El caso concreto al que alude el pronunciamiento es el de una hipoteca de Bankia, con lo que el juez nacional aplicará el criterio del TJUE en este caso. Sin embargo, el criterio de la Corte de Luxemburgo es de obligado cumplimiento para todos los tribunales españoles, lo que a la larga ocasionará que todos los asuntos judicializados sobre IRPH acaben evaluándose bajo el prisma que imprima la Corte de Luxemburgo a su fallo. A menudo, en todo caso, el criterio no queda fijado hasta que un caso de este tipo llega al Supremo, que en esta ocasión debería corregir su anterior jurisprudencia. Lo previsible es que a partir del pronunciamiento se revisen las causas judicializadas caso a caso.

¿Significaría anular el uso del IRPH de todas las hipotecas?

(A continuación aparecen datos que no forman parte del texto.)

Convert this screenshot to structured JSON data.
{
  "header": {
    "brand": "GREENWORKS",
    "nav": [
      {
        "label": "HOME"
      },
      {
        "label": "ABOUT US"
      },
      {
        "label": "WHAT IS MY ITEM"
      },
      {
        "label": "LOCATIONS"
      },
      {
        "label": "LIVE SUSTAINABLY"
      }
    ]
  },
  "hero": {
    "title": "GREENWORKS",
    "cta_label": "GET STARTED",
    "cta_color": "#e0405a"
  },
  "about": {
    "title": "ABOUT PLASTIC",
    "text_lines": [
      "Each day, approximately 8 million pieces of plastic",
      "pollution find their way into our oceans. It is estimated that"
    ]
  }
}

Un fallo en contra de la banca tendría previsiblemente consecuencias negativas y generalizadas para todo el sector. Con las cláusulas suelo, el nivel de transparencia exigido por la normativa europea –no contemplado en la legislación española- apenas se cumplía en ningún caso. Está por ver si ocurre algo similar en esta ocasión, pues el abogado general avanza que la validez del IRPH depende de que se comercializara explicando su método de cálculo, evolución y consecuencias, algo que la regulación patria no explicitaba que las entidades tuviera que hacer. Previsiblemente habría que entrar en una comprobación caso a caso. En esta ocasión, no obstante, el sector se juega un impacto muy superior al de las cláusulas suelo: hasta 44.000 millones de euros ante una anulación generalizada, según los cálculos del gigante de la banca de inversión Goldman Sachs.

¿Qué entidades serían las más afectadas?

Las entidades que más se juegan con este fallo son CaixaBank (6.700 millones), Santander (4.300 millones), BBVA (3.100 millones), Bankia (1.600 millones) o Sabadell (831 millones), si bien Kutxabank (que el lunes reconoció 727 millones de riesgo) sería la peor parada dado su menor tamaño.

¿Qué consecuencias tendría para los consumidores?

Asociaciones de consumidores financieros como Asufin calculan que hay cerca de un millón de españoles con hipotecas sujetas a IRPH y que podrían aspirar a recuperar 25.000 euros de media. En caso de un fallo favorable a sus intereses, a no ser que se estableciera algún tipo de sistema de compensación por el sector o el Gobierno (como ocurrió con las cláusulas suelo) lo previsible es que tengan que pelearlo en los tribunales caso a caso.

¿Tendría un fallo a favor de los clientes efectos retroactivos?

A falta de conocer el dictamen del tribunal, lo cierto es que si los magistrados acaban decretando que el IRPH debe quedar sujeto al control de transparencia, es de esperar que avalen también su anulación con efectos retroactivos en casos de comercialización opaca, defiende Juan Ignacio Navas, socio-director de Navas & Cusí, como ya estableció en el caso de las cláusulas suelo.